As an Army general, Roxanne Dunbar-Ortiz writes in “An Indigenous Peoples’ History of the United States,” Jackson “led four wars of aggression” against Native tribes in Georgia and Florida. As president, he won passage of the 1830 Indian Removal Act and subsequently “engineered the expulsion of all Native peoples east of the Mississippi to the designated ‘Indian Territory,’ ” forcing some 70,000 people off their land.

This isn’t the first time the president has made light of violence inflicted on Native peoples. “If Elizabeth Warren, often referred to by me as Pocahontas, did this commercial from Bighorn or Wounded Knee instead of her kitchen, with her husband dressed in full Indian garb, it would have been a smash!,” he said last month, attacking one of Warren’s videos on Instagram with another oddly self-referential tweet.

It’s tempting to dismiss these comments as “Trump being Trump” — unworthy of additional attention or heightened scrutiny. But the substance of these particular references makes that calculus untenable.
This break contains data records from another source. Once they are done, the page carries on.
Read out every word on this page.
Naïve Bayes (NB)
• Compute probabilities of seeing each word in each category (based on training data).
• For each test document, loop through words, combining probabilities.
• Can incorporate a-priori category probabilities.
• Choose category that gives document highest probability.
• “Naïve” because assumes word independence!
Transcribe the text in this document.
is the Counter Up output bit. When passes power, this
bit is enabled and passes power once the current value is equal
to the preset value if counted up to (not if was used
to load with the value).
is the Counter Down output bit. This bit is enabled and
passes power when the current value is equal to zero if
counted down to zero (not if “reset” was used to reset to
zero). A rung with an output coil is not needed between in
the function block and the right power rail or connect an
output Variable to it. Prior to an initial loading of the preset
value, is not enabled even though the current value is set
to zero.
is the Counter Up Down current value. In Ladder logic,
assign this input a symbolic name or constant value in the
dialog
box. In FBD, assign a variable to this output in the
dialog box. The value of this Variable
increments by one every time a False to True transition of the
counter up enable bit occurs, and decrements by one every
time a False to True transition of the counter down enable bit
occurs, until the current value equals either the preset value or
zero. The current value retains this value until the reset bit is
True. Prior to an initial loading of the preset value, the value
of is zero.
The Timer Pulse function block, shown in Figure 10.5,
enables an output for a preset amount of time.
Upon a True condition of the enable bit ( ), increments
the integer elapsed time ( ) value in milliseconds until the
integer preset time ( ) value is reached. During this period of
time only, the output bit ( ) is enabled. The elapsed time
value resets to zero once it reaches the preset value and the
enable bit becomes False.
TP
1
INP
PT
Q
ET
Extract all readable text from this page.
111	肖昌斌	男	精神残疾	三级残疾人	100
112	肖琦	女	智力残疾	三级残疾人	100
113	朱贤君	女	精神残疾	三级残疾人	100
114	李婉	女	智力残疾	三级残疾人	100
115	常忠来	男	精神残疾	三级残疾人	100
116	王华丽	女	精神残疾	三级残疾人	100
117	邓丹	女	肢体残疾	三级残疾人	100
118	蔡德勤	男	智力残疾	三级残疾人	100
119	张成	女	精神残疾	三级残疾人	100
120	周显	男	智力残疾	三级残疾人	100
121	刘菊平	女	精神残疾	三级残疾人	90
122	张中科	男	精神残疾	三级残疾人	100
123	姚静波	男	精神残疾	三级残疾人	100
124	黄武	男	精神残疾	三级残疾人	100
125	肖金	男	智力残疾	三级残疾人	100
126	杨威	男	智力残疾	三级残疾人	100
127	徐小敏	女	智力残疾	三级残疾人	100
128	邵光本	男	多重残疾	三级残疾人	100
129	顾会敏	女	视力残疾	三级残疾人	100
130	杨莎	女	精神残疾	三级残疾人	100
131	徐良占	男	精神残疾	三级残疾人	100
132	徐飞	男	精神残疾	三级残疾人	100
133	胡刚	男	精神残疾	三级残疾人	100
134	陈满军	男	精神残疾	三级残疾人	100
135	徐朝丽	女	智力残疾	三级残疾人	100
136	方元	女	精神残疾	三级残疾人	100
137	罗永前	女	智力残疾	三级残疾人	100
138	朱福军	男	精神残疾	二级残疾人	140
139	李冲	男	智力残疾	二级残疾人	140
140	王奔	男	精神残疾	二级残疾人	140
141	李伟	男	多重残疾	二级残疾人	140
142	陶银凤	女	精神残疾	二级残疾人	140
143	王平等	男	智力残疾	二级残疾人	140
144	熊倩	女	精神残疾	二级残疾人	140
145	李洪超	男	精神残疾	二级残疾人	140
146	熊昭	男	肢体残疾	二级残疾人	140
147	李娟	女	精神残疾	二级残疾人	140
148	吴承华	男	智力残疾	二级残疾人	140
Wounded Knee Creek in South Dakota was, in December 1890, the site of one of the deadliest attacks on Native Americans by U.S. military forces. As many as 300 people were killed in a massacre that continues to weigh on the memories of many American Indian communities. The Battle of Little Bighorn in 1876 was an attempted eviction of Native tribes in present-day Montana, led by Lt. Col. George Armstrong Custer. Outnumbered by Lakota and Cheyenne warriors, Custer and more than 200 of his soldiers were killed in a battle that was memorialized as “Custer’s Last Stand.”

The Trail of Tears began with white American settlers claiming Cherokee and other tribal lands as their own, federal officials coercing tribal leaders into ceding their territory, and the U.S. Army removing the tribes by force. During the infamous forced march of Cherokee people in 1838, harsh winter weather and poor conditions in detention camps led to an estimated death toll of 4,000 people out of the 12,000 expelled from their homes. Other tribes suffered similar death rates in their forced deportations.

When Trump jabs at Warren with “Pocahontas,” he’s using the name as an anti-Native caricature. But when he uses Wounded Knee or the Trail of Tears in his attacks, he’s grossly trivializing this nation’s history of genocidal violence against Native Americans, as if there aren’t still millions of indigenous people living in the United States facing continued discrimination and disadvantage.

Like his attacks on prominent African-Americans or his xenophobic smears of Hispanic immigrants, the president’s jokes about these shameful moments in American history are both a performance of racial contempt and an atavistic expression of white supremacist ideology. It’s those comments — more so than his election night promise to represent “the forgotten man” — that forge whatever resemblance Trump has to Andrew Jackson.

It was Jackson who first championed reactionary white majoritarianism, Jackson who shepherded this country toward a mass democracy so tied to chattel slavery, settler colonialism and white supremacy that we still struggle to disentangle ourselves from their legacies.

Jackson, himself a frontier planter and slave owner, embodied these ideas as he carried them forward. The same is true for Trump, who similarly embodies the drive to preserve hierarchies of race, gender and national origin even as they degrade life for most Americans, including many who think they benefit from them.

All of this gives additional meaning to the president’s much-invoked slogan. He will “make America great again” by reveling in its most shameful actions and miring it in its worst impulses.

Jamelle Bouie is a columnist for The New York Times.